Entra il Tempo come coro.

Temp. Sono io che reco piaceri a taluno e che pongo tutto alla prova. Io son la gioia delle persone dabbene e il terrore dei tristi; io maschero e strappo le bende dell’errore, e in virtù del mio nome intendo oggi profittare delle mie ali. Non me ne fate un carico, nè in mala parte guardate il rapido volo con cui trascorro sullo spazio di sedici anni, lasciando sì vasto intervallo nel nulla e nell’oblìo. Poichè è in mia podestà di rovesciare le leggi stabilite e di creare, o d’annientare un uso nello spazio di una delle ore di cui sono il padre, lasciatemi essere ancora quello che era prima che l’ordine e le costumanze antiche e moderne fossero stabilite. Io servo da testimonio ai secoli che le hanno introdotte e, come tale, gioverò agli usi nuovi che ora regnano; farò passare e invecchiare quello che adesso risplende, e lo renderò così antico, come lo sembra questa storia. Se la vostra indulgenza mi concede tale libertà, rivolgo il mio orologio, e fo prendere alla scena un gran corso, come se voi aveste intanto dormito. Lasciando Leonte agli effetti della sua pazza gelosia e del dolore da cui è oppresso, e per cui s’è ridotto alla più austera solitudine, imaginate ora, gentili spettatori, di essere nel bell’impero della Boemia, e rammentate che ho fatto menzione del figlio d’un re, che si chiama Florizel, come menzione debbo farvi di Perdita, le di cui grazie eguagliano le meraviglie dei suoi destini.
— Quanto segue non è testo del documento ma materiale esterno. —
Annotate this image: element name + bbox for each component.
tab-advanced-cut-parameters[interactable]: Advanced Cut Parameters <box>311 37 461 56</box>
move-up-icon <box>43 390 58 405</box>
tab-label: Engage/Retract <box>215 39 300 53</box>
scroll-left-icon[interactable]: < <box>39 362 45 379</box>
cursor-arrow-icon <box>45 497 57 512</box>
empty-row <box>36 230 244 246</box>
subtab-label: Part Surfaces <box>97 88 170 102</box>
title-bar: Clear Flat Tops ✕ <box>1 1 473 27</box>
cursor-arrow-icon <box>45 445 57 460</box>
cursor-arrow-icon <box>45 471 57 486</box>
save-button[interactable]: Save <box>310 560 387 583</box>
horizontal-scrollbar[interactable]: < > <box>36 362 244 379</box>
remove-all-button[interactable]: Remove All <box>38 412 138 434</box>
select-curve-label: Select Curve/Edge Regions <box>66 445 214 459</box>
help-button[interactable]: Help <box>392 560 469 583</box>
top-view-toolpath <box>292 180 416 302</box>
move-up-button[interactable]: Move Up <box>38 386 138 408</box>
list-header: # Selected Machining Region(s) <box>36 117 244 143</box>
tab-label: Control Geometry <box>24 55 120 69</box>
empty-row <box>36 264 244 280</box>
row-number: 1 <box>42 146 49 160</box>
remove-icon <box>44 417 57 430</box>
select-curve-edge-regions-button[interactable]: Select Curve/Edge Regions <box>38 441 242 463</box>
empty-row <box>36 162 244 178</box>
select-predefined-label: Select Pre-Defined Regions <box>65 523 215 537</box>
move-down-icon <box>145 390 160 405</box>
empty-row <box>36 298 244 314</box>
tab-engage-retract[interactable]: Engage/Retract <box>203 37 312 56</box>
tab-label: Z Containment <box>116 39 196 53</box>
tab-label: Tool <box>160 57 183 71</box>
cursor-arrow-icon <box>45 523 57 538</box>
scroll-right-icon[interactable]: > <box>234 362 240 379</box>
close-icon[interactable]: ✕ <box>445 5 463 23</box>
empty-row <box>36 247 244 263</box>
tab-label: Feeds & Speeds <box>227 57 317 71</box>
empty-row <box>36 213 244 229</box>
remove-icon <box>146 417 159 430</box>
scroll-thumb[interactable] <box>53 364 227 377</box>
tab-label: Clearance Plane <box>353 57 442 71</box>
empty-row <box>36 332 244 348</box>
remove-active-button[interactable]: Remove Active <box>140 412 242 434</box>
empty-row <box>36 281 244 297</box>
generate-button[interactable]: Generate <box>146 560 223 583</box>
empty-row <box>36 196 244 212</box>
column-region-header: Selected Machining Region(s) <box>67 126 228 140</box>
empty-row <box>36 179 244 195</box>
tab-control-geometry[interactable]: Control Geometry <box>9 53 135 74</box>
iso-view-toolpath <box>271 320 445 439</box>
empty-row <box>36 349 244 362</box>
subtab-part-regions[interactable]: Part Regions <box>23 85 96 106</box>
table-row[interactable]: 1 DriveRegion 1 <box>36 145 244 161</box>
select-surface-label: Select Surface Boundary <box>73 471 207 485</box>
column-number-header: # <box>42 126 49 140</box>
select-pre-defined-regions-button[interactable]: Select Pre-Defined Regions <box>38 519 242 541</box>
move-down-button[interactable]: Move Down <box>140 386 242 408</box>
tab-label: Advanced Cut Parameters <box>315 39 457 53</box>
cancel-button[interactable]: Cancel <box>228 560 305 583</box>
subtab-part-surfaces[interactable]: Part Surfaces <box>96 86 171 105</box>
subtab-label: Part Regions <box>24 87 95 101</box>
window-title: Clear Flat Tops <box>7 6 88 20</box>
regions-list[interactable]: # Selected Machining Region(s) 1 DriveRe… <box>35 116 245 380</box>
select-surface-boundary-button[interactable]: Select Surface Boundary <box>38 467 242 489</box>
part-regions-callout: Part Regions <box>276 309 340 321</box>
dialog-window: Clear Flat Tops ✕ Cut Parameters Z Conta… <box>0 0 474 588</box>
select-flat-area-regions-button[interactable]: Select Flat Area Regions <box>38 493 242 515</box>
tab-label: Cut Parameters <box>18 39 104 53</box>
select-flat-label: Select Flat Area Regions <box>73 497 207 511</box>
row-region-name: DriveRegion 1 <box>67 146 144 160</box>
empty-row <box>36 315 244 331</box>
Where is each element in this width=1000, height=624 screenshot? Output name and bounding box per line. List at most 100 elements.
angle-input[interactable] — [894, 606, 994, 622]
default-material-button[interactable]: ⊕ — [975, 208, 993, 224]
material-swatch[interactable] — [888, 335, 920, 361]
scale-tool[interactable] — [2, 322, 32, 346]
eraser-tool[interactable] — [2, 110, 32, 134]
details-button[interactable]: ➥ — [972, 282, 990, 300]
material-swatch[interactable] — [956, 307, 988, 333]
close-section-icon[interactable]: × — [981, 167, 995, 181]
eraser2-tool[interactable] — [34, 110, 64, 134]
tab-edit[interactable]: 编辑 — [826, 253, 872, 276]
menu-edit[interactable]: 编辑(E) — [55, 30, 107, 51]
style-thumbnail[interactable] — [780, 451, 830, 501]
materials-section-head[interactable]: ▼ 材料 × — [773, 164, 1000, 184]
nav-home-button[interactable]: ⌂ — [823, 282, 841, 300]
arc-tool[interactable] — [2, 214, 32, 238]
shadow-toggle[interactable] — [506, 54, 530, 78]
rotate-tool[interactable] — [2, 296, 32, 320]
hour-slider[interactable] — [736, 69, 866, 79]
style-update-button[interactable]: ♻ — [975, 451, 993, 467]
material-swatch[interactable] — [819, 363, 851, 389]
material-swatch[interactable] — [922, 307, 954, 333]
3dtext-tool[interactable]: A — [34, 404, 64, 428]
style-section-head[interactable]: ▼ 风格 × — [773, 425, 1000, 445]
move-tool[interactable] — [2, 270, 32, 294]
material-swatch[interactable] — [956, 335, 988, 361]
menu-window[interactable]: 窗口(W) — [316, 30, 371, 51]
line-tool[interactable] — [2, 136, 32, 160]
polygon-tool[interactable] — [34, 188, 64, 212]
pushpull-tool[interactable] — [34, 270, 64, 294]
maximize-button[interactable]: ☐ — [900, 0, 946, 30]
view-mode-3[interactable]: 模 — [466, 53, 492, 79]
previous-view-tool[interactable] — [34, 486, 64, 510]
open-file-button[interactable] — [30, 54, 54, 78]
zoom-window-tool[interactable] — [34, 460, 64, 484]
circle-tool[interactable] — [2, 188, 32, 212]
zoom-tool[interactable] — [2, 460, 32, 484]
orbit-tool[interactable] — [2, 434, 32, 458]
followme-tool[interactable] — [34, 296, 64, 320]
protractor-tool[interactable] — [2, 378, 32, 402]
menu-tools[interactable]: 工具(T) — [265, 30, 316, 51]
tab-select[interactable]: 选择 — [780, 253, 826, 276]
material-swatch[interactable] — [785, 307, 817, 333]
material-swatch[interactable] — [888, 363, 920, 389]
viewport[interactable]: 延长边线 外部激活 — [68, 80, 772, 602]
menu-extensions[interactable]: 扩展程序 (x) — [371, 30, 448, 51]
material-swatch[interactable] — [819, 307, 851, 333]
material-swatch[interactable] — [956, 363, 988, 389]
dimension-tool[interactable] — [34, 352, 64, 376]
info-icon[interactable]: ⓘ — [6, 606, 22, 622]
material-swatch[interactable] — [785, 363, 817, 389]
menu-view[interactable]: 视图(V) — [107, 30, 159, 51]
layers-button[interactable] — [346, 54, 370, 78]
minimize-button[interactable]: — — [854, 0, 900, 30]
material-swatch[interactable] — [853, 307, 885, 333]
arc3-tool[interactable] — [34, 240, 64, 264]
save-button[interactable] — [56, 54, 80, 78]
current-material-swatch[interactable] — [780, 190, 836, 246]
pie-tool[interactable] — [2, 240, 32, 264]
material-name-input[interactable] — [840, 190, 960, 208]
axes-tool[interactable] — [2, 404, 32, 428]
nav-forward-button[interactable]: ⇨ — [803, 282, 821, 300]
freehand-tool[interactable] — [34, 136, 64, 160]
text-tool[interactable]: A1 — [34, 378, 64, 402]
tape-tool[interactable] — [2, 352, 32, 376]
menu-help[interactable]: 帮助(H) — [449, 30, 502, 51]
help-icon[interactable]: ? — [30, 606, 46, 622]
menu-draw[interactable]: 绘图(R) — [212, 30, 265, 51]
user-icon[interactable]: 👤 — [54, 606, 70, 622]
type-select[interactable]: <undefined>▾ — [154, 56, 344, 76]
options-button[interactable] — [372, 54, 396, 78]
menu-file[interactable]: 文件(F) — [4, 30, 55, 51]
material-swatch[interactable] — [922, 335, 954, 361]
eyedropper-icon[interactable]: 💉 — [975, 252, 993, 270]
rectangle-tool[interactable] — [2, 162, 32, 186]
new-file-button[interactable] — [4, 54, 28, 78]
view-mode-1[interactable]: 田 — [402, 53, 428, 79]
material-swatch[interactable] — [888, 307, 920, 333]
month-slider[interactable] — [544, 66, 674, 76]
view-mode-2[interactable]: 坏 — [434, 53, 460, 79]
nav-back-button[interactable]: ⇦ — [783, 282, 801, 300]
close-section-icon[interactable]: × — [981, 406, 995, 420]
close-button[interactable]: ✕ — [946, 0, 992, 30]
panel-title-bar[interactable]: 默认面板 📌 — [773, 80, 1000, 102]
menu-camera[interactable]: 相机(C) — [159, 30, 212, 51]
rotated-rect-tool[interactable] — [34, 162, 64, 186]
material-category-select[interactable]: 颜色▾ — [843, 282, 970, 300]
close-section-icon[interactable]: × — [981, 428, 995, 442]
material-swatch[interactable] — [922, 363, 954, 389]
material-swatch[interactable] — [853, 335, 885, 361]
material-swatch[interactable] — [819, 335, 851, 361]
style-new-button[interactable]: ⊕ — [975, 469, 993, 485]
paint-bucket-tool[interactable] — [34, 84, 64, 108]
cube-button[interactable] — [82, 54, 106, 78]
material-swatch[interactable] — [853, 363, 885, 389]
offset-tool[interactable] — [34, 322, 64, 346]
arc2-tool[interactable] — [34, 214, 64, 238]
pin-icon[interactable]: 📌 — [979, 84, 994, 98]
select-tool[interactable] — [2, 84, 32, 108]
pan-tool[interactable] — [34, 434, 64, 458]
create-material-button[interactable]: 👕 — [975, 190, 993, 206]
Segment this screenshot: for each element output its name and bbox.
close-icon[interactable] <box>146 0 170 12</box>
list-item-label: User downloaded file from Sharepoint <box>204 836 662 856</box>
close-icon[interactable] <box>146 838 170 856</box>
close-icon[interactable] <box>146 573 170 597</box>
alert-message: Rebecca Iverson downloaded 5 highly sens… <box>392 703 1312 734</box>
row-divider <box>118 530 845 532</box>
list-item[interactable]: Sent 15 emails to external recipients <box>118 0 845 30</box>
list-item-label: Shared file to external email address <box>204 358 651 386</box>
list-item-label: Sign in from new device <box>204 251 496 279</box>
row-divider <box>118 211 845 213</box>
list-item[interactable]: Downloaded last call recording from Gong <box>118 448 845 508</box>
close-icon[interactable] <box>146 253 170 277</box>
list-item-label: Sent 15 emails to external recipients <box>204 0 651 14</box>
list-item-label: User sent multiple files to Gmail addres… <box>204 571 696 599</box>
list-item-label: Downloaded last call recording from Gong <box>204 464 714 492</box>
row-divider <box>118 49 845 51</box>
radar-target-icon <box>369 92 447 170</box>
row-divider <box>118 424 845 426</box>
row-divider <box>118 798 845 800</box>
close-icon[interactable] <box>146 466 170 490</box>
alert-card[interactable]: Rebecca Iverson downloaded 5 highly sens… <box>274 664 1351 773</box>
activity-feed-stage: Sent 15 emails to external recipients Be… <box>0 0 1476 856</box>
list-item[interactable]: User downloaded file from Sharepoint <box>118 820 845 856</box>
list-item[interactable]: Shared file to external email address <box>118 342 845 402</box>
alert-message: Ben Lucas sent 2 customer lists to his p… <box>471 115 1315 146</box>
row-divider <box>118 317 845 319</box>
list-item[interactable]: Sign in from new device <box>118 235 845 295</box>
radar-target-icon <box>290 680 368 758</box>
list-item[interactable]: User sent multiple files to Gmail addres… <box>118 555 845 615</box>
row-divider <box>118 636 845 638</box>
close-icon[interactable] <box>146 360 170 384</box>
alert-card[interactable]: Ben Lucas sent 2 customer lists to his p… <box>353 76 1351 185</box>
Io non vi predirò la sua sorte, ma ve la porrò innanzi. La figlia di un pastore e la sua storia, saranno il soggetto di cui il Tempo v'intratterrà. Concedetemi la libertà che vi ho chiesta, se avete talvolta impiegato più male il vostro tempo che nol facciate ora, se no il Tempo stesso vi augura di non mai più male impiegarlo. (esce)

SCENA I.

La stessa. — Una stanza nel palazzo di Polissene.

Entrano Polissene e Camillo.

Pol. Te ne prego, buon Camillo, non infestarmi di più; soffro molto a rifiutarti quel che mi chiedi, ma morirei accordandotelo.